Of course, when the lease runs out, Blum will probably lease another car, spending more than $200 a month he might otherwise save.
But that doesn’t faze him, because leasing allows him to live the ultimate American dream: He is driving a car he couldn’t afford to buy.
“Why should I buy something I don’t really want, when I can lease for less and drive something I really like?” he asks.
For now, for the nation’s Ray Blums, this lifestyle looks like a winner.
But our inability to “just say no” to spending has been offered, for example, as one reason the rest of the world has snubbed the dollar so rudely this year.
Although the dollar has risen slightly from historic lows reached this spring, it’s still well below where it began the year against the Japanese yen and the German mark.
But the weak dollar only reflects the more ominous problems that foreigners see lurking in the wings if we don’t get our spending habits under control.
Take our mounting debt load. We used to be the world’s bankers; everybody owed us money. In the last 25 years, we’ve become the world’s borrowers. We’re in hock around the globe for all those consumer goodies we can’t do without, and we rely on foreign purchases of U.S. government bonds to feed our habit of federal overspending.
Still, these debts would be manageable if we could count on strong economic growth to create the wealth we need to pay them off. But our free-spending ways make that iffy: The worst consequence of our passion for buying now and paying later is that it stunts economic growth. And that means our children and grandchildren are likely to have a harder time making ends meet than we do.
“We are eating our seed corn,” says Gary Robbins, an economist whose work underpins the tax theories of congressional Republicans. “The reason economists are predicting we will have only 2 or 2.5 percent growth in the long run is we aren’t accumulating enough capital. That’s why I’m concerned about savings.”
For some Americans, the less-flush future is already here. The failure of lower-wage earners to get ahead financially in the last 20 years is a direct consequence of the nation’s failure to save enough, many economists believe.
“One reason our economy is growing so slowly, and why real household incomes have not risen over the past 20 years, is that we have had a very low household saving rate,” says Mark Zandi of Regional Financial Associates in West Chester.
Since 1977, our household savings rate has been in the bottom third among the 19 industrial nations tracked by the Organization for Economic Cooperation and Development (OECD). In 1993, the most recent year reported by OECD, the U.S. savings rate of 4.1 percent was next to last, with only the Netherlands saving less.
What accounts for our profligate ways? Economic research has produced dead ends and contested results, but no answers that economists can agree on. Some theories include:
High U.S. taxes on interest, dividends and capital gains discourage people from saving. This is the core argument behind Republican proposals for lower taxes on capital gains. But many economists say studies of tax effects are flawed and prove, at most, that changing tax laws encourages people to shift their money around.

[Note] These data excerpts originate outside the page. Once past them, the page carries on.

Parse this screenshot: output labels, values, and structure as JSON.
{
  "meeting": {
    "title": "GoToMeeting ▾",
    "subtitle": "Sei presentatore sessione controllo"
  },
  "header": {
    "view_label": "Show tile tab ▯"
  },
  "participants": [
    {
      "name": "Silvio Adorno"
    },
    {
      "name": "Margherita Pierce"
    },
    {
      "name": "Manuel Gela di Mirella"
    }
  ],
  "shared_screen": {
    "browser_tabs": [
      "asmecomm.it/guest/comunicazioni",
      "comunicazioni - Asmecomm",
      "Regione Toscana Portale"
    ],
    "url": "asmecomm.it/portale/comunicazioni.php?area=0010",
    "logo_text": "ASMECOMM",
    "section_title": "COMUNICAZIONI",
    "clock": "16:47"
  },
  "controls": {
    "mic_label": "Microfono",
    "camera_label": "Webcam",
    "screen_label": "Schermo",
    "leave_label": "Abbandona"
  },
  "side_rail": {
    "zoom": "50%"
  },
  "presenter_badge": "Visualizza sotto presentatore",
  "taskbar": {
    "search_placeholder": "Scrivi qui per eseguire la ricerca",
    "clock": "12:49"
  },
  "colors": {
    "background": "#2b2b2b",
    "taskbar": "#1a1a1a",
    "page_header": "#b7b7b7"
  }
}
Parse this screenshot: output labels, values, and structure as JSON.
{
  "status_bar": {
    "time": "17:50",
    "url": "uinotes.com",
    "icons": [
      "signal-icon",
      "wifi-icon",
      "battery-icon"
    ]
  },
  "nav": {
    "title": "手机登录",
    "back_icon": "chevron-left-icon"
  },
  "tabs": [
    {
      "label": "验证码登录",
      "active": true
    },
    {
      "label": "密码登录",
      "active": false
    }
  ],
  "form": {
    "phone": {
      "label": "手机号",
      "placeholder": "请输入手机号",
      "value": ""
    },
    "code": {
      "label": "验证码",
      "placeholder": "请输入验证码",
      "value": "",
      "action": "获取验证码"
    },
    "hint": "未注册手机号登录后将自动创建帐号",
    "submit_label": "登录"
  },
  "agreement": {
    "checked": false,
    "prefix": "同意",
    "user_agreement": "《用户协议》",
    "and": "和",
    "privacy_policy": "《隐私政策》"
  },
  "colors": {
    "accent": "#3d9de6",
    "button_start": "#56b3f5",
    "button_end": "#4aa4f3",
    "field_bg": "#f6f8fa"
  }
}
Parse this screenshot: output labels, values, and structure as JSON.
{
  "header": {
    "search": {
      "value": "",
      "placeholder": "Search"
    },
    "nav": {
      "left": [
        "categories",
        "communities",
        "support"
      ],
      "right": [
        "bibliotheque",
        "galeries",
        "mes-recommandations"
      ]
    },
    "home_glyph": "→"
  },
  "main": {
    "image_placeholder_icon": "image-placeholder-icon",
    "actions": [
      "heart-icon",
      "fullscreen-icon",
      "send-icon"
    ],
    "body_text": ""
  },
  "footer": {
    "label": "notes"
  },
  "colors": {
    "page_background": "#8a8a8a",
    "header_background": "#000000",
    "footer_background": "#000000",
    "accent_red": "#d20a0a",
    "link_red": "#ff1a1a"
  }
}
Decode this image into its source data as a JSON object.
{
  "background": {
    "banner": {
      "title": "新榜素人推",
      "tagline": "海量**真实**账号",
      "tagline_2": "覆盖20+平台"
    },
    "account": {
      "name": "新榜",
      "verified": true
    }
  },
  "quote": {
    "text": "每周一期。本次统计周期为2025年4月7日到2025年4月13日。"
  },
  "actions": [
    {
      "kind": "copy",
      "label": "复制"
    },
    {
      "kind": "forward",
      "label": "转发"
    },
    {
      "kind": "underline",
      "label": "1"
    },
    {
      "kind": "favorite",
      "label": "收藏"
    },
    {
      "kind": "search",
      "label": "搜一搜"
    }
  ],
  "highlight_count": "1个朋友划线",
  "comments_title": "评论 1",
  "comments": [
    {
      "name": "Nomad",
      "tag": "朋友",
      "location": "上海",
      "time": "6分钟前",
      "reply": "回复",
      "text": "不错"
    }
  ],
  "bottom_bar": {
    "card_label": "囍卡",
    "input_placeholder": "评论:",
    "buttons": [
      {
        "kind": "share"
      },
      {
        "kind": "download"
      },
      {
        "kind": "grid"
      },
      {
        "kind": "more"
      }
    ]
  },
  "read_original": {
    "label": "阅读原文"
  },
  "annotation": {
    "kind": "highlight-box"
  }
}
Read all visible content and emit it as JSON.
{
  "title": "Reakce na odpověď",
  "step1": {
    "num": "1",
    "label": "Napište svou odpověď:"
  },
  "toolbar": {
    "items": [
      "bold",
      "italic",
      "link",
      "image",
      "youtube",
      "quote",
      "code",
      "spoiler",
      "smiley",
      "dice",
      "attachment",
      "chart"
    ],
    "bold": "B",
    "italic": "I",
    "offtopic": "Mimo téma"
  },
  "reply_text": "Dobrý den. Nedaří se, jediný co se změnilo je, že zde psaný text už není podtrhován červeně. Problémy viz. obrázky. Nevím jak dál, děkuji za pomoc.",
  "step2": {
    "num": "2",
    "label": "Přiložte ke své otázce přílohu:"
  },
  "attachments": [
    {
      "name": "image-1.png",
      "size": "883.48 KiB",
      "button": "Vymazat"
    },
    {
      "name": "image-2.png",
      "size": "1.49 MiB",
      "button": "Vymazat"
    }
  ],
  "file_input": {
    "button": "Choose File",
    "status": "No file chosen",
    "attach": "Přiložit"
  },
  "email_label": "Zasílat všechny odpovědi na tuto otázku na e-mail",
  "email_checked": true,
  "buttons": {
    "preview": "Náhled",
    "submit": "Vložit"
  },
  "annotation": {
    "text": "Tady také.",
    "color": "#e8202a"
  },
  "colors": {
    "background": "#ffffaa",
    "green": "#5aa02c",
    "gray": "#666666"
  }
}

The United States is the world capital of easy credit. It may be that saving seems unnecessary in a country where unsolicited offers of loans and credit cards flood mailboxes and government subsidies make it possible to buy a house with as little as 5 percent down.
Some researchers think demographics play a role. Many baby boomers are still at the age when people buy houses, furniture, cars and college educations for their children. But as their child-raising years end and they approach retirement, they are likely to save more, the theory goes.
If our collective experience doesn’t encourage us to save, what might?
James Poterba of the Massachusetts Institute of Technology, who headed a study of savings rates in different countries, says America’s 401(k) retirement plans seem to have coaxed households to save more.
Such plans allow workers to save pretax income, deferring taxes on both the principal and the interest until they withdraw the money.
“A thing like that, which is funded by payroll deduction and sold by employer education programs in the workplace, has the potential to change savings rates,” he says.